The revenue from the sale of a product is given by the function Upper R equals 484 x minus x cubed. Selling how many units will give positive​ revenue?

To find the range of units \( x \) that will yield positive revenue, we start with the revenue function:

\[ R(x) = 484x - x^3 \]

We need to determine when \( R(x) > 0 \). First, we will find the values of \( x \) where \( R(x) = 0 \):

\[ 484x - x^3 = 0 \]

We can factor out \( x \):

\[ x(484 - x^2) = 0 \]

This gives us two cases:

1. \( x = 0 \)
2. \( 484 - x^2 = 0 \)

For the second case:

\[ x^2 = 484 \]

Taking the square root:

\[ x = \sqrt{484} \quad \text{or} \quad x = -\sqrt{484} \]

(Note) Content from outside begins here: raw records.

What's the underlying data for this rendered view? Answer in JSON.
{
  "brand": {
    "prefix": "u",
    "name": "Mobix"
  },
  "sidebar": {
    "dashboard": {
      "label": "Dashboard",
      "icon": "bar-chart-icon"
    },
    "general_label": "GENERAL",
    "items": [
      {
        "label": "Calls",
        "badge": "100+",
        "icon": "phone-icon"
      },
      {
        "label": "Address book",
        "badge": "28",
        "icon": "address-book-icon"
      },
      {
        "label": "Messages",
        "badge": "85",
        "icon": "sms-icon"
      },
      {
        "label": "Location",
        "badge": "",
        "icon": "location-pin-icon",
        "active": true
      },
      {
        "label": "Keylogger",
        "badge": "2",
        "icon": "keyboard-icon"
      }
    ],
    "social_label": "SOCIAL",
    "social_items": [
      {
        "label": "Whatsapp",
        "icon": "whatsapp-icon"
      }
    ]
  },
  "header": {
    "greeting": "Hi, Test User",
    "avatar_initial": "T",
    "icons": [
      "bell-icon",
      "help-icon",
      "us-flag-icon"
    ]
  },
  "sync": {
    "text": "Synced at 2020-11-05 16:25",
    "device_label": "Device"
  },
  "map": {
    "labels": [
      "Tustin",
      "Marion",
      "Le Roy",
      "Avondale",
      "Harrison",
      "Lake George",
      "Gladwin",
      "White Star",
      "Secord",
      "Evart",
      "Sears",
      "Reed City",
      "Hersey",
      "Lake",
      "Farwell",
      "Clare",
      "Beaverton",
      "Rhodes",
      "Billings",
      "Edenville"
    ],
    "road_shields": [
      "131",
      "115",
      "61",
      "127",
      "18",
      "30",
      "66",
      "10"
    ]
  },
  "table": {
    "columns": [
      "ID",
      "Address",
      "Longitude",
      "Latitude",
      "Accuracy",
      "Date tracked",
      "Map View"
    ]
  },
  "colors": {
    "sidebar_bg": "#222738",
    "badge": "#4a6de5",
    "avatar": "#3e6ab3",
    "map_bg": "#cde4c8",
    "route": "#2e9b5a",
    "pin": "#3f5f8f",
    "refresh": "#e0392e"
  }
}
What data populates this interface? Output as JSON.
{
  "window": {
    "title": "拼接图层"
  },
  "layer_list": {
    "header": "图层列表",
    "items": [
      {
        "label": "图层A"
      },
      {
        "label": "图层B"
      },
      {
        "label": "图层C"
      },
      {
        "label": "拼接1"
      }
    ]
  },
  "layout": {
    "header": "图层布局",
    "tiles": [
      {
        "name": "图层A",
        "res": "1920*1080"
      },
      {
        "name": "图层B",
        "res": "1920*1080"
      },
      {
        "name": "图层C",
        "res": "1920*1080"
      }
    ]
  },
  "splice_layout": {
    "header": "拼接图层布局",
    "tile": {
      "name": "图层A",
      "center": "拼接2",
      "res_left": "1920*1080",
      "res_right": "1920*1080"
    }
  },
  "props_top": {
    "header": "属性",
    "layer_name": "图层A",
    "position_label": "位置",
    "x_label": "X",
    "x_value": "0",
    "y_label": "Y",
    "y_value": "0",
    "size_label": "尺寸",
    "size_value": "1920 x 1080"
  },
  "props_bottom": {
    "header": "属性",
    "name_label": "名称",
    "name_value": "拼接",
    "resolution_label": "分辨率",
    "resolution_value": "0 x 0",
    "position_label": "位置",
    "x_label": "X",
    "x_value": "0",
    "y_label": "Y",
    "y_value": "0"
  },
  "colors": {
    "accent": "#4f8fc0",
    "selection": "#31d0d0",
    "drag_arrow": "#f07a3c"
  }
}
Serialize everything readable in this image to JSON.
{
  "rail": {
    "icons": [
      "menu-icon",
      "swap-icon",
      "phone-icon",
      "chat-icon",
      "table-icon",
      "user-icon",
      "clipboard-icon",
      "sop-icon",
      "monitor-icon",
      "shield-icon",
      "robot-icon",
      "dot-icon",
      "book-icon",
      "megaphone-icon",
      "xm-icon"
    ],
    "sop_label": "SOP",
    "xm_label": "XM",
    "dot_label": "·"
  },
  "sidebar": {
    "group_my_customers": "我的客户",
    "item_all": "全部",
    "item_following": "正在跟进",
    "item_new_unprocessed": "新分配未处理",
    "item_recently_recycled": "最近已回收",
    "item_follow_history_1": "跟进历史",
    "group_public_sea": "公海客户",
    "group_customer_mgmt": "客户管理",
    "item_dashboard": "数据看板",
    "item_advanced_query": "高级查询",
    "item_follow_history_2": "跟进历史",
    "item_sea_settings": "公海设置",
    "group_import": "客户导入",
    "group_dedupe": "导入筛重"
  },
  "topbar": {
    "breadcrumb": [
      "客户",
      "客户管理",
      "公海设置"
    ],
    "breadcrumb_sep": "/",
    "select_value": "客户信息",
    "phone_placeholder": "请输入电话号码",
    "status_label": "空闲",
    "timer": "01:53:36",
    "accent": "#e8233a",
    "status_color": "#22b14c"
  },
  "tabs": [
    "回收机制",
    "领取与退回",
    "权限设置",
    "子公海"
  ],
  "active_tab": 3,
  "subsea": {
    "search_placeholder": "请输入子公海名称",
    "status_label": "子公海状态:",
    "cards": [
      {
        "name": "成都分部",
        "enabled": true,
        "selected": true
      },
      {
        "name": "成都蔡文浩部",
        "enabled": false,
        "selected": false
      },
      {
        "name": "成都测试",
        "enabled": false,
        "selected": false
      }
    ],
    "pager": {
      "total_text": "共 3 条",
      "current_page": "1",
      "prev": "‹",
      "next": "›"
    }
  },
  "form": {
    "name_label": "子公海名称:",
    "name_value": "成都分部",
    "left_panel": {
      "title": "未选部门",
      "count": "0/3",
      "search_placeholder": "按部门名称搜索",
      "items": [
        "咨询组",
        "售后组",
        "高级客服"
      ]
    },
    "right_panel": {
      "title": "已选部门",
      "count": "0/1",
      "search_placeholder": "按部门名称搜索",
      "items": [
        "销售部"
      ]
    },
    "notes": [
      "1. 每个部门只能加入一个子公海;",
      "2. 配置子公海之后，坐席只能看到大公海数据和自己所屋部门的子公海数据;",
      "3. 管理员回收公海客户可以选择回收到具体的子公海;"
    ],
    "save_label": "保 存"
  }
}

Since we are dealing with selling units, we discard the negative value and take:

\[ x = 22 \]

Now we have identified the critical points where \( R(x) = 0 \):

1. \( x = 0 \)
2. \( x = 22 \)

Next, we will test intervals defined by these critical points to determine where the revenue is positive.

1. Interval \( (-\infty, 0) \): Choose \( x = -1 \): \[ R(-1) = 484(-1) - (-1)^3 = -484 + 1 = -483 \quad (\text{not positive}) \]

2. Interval \( (0, 22) \): Choose \( x = 10 \): \[ R(10) = 484(10) - (10)^3 = 4840 - 1000 = 3840 \quad (\text{positive}) \]

3. Interval \( (22, \infty) \): Choose \( x = 30 \): \[ R(30) = 484(30) - (30)^3 = 14520 - 27000 = -12480 \quad (\text{not positive}) \]

Based on these tests, we find that the revenue \( R(x) \) is positive when \( 0 < x < 22 \).

Therefore, selling more than \( 0 \) units and less than \( 22 \) units will give positive revenue:

• Selling more than: 0
• Selling less than: 22

Final answer:

• Selling more than 0 and less than 22 units will give positive revenue.